M. Juncker a promis l'instauration au printemps 2016 d'un "socle de droits sociaux minimum: à même travail, les mêmes salaires et les mêmes droits".
"La première chose que je ferai lundi prochain, c'est d'écrire à M. Juncker pour demander à le rencontrer et voir s'il a réellement l'intention de transformer ses déclarations en actes", a lancé M. Visentini.
- 'pas touche au droit de grève' -
Dans son "manifeste de Paris", feuille de route adoptée par les congressistes à l'unanimité moins cinq abstentions, la CES réclame notamment un programme d'investissement en Europe pour assurer des "emplois de qualité".
Elle demande aussi "la fin des politiques d'austérité" des "hausses de salaires", "le respect du dialogue social", des "négociations collectives partout en Europe", "des normes sociales ambitieuses" et en priorité "la fin du dumping social".
"Et pas question de toucher à notre droit de grève", a lancé le nouveau président de la CES, le Belge Rudy de Leeuw, qui a dénoncé des attaques contre les libertés syndicales et contre le droit de grève en Grande-Bretagne.
Mais les difficultés des syndicats européens, qui souvent ne parviennent à s'accorder que sur le plus petit dénominateur commun, sont liées aux "disparités des situations en matière de croissance et d'emploi" en Europe, ce qui constitue un "défi", a rappelé l'autrichien Erich Folgar.

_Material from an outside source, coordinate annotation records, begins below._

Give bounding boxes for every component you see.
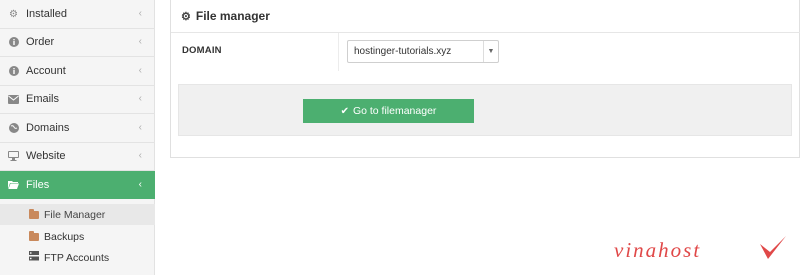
sidebar-item-account[interactable]: Account ‹ (0, 57, 155, 86)
logo-check-icon (760, 236, 786, 259)
chevron-left-icon: ‹ (138, 65, 142, 76)
sidebar: ⚙ Installed ‹ Order ‹ Account ‹ Emails ‹… (0, 0, 155, 275)
chevron-left-icon: ‹ (138, 150, 142, 161)
globe-icon (8, 123, 19, 134)
sidebar-subitem-label: File Manager (44, 208, 106, 221)
folder-icon (29, 208, 39, 219)
sidebar-item-label: Emails (26, 93, 60, 105)
divider (338, 33, 339, 71)
sidebar-subitem-ftp-accounts[interactable]: FTP Accounts (0, 247, 155, 268)
action-area (178, 84, 792, 136)
server-icon (29, 251, 39, 264)
chevron-left-icon: ‹ (138, 93, 142, 104)
info-icon (8, 37, 19, 48)
sidebar-item-label: Order (26, 36, 55, 48)
sidebar-item-emails[interactable]: Emails ‹ (0, 85, 155, 114)
chevron-left-icon: ‹ (138, 36, 142, 47)
panel-header: ⚙ File manager (171, 0, 800, 33)
sidebar-item-website[interactable]: Website ‹ (0, 142, 155, 171)
sidebar-subitem-backups[interactable]: Backups (0, 226, 155, 247)
watermark-logo: vinahost (614, 238, 702, 262)
sidebar-item-label: Files (26, 178, 50, 191)
folder-open-icon (8, 179, 19, 190)
folder-icon (29, 230, 39, 241)
sidebar-item-label: Account (26, 65, 66, 77)
sidebar-subitem-label: FTP Accounts (44, 251, 110, 264)
sidebar-item-installed[interactable]: ⚙ Installed ‹ (0, 0, 155, 29)
sidebar-item-files[interactable]: Files ‹ (0, 171, 155, 199)
chevron-left-icon: ‹ (138, 122, 142, 133)
sidebar-item-domains[interactable]: Domains ‹ (0, 114, 155, 143)
chevron-left-icon: ‹ (138, 179, 142, 190)
button-label: Go to filemanager (352, 105, 437, 117)
go-to-filemanager-button[interactable]: ✔ Go to filemanager (303, 99, 474, 123)
sidebar-subitem-file-manager[interactable]: File Manager (0, 204, 155, 225)
check-icon: ✔ (340, 105, 349, 117)
gears-icon: ⚙ (181, 10, 191, 23)
chevron-left-icon: ‹ (138, 8, 142, 19)
sidebar-item-order[interactable]: Order ‹ (0, 28, 155, 57)
monitor-icon (8, 151, 19, 162)
file-manager-panel: ⚙ File manager DOMAIN hostinger-tutorial… (170, 0, 800, 158)
sidebar-subitem-label: Backups (44, 230, 85, 243)
info-icon (8, 66, 19, 77)
domain-label: DOMAIN (182, 45, 222, 56)
domain-select-value: hostinger-tutorials.xyz (354, 46, 452, 57)
caret-down-icon: ▼ (483, 41, 498, 62)
panel-title: File manager (195, 9, 270, 23)
gear-icon: ⚙ (9, 8, 18, 20)
envelope-icon (8, 94, 19, 105)
sidebar-item-label: Domains (26, 122, 70, 134)
domain-select[interactable]: hostinger-tutorials.xyz ▼ (347, 40, 499, 63)
sidebar-item-label: Installed (26, 8, 67, 20)
sidebar-item-label: Website (26, 150, 66, 162)
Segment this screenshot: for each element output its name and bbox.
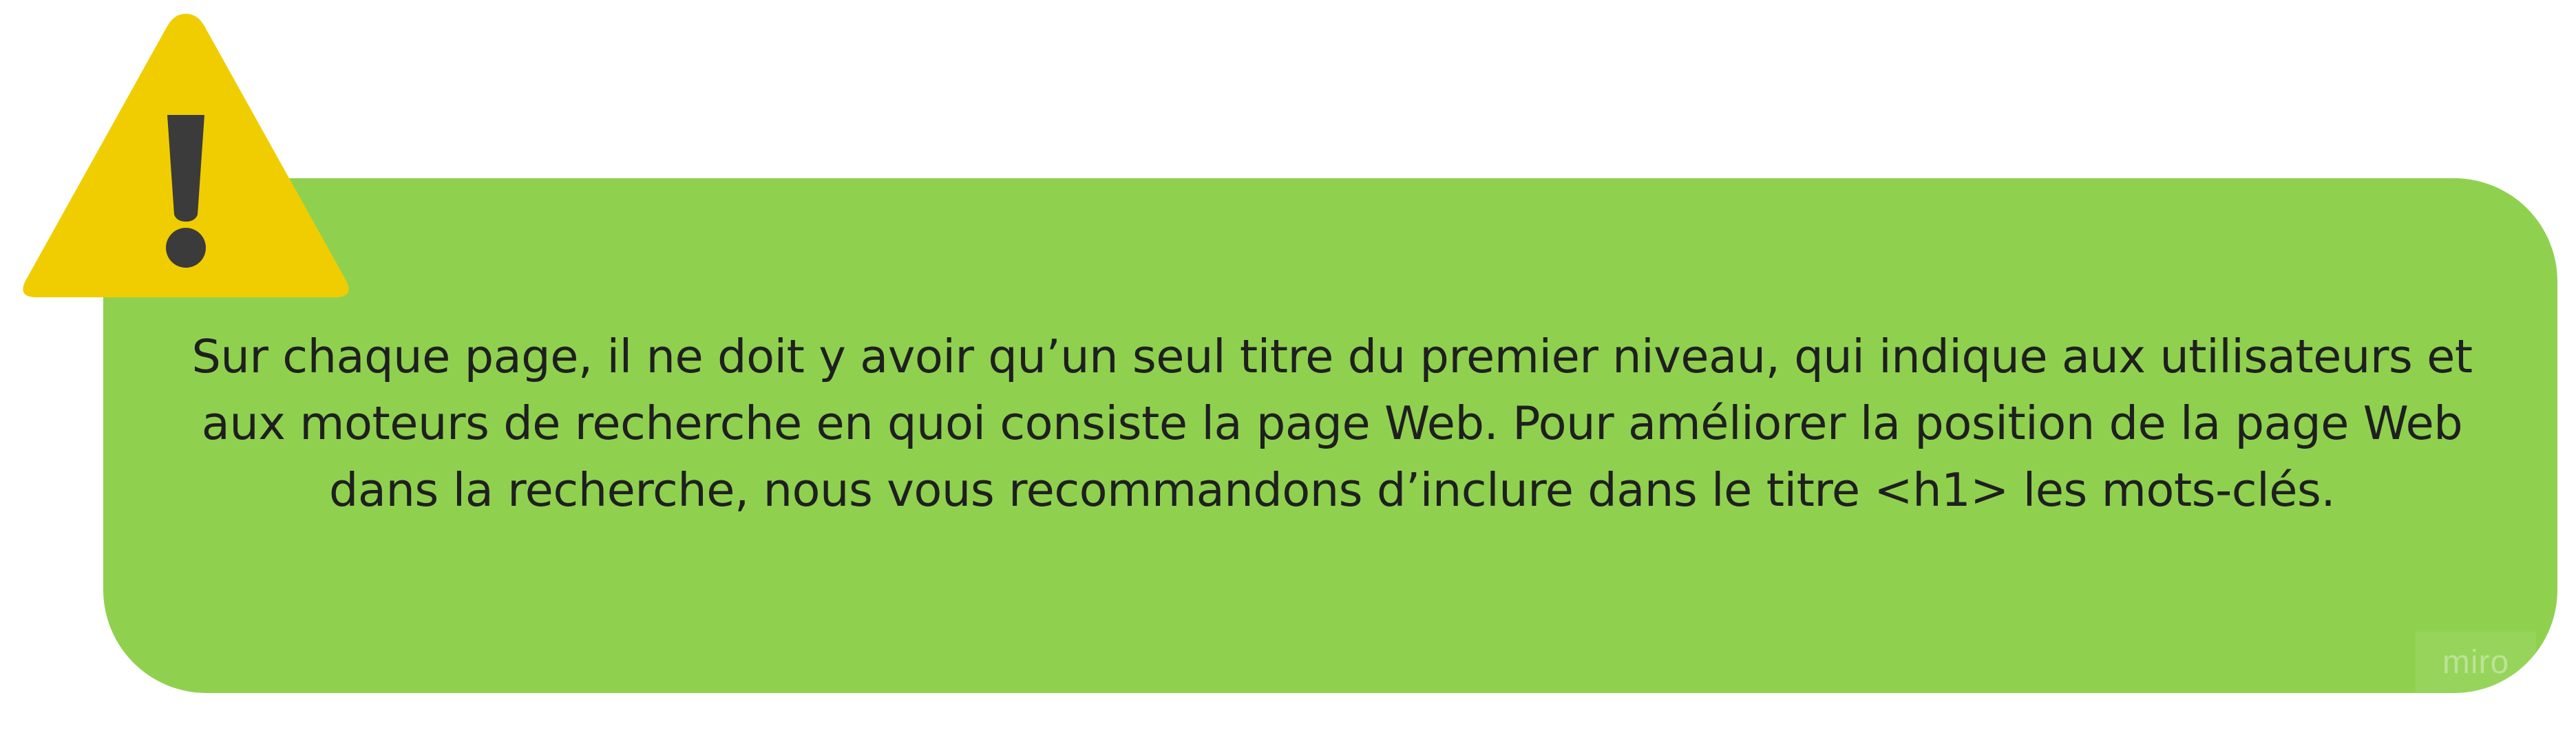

S'ils veulent relancer la CES, les syndicats affiliés doivent aussi balayer devant leurs portes: "Il faut revivifier le débat au sein de la CES, fixer note propre agenda de projets" pour "influencer la gouvernance européenne", a lancé le numéro de la CFDT, Laurent Berger.
Il a prôné une "meilleure coordination" entre les syndicats et un "débat mois formel, plus ouvert".
Gail Cartmail du TUC britannique a réclamé aussi une CES "plus efficace, moins bureaucratique".
La question des réfugiés a été au coeur des débats du Congrès, alors que l'Europe connaît une des plus graves crises migratoires de son histoire.
Dans une résolution, le Congrès a demandé une "révision du droit d'asile" en Europe et condamné les pays de l'UE qui dressent des "clôtures et refusent le plan de répartition des réfugiés", en allusion à des pays de l'Est de l'Europe.
"L'adoption de cette résolution n'a pas été une mince affaire", souligne un syndicaliste qui rappelle les différences de politique et d'opinion entre les pays européens sur ce sujet.
"Le mal c'est le nationalisme, face à cela une riposte, la solidarité", a martelé Rudy de Leeuw.
M. Visentini, poète à ses heures, s'est entouré d'une équipe renouvelée. Issu du syndicat italien UIL, il est rompu aux arcanes bruxelloises puisqu'il était déjà membre de l'équipe de direction sortante de la CES.
Cinq syndicats français sont affiliés à la CES: CGT, CFDT, FO, CFTC, Unsa.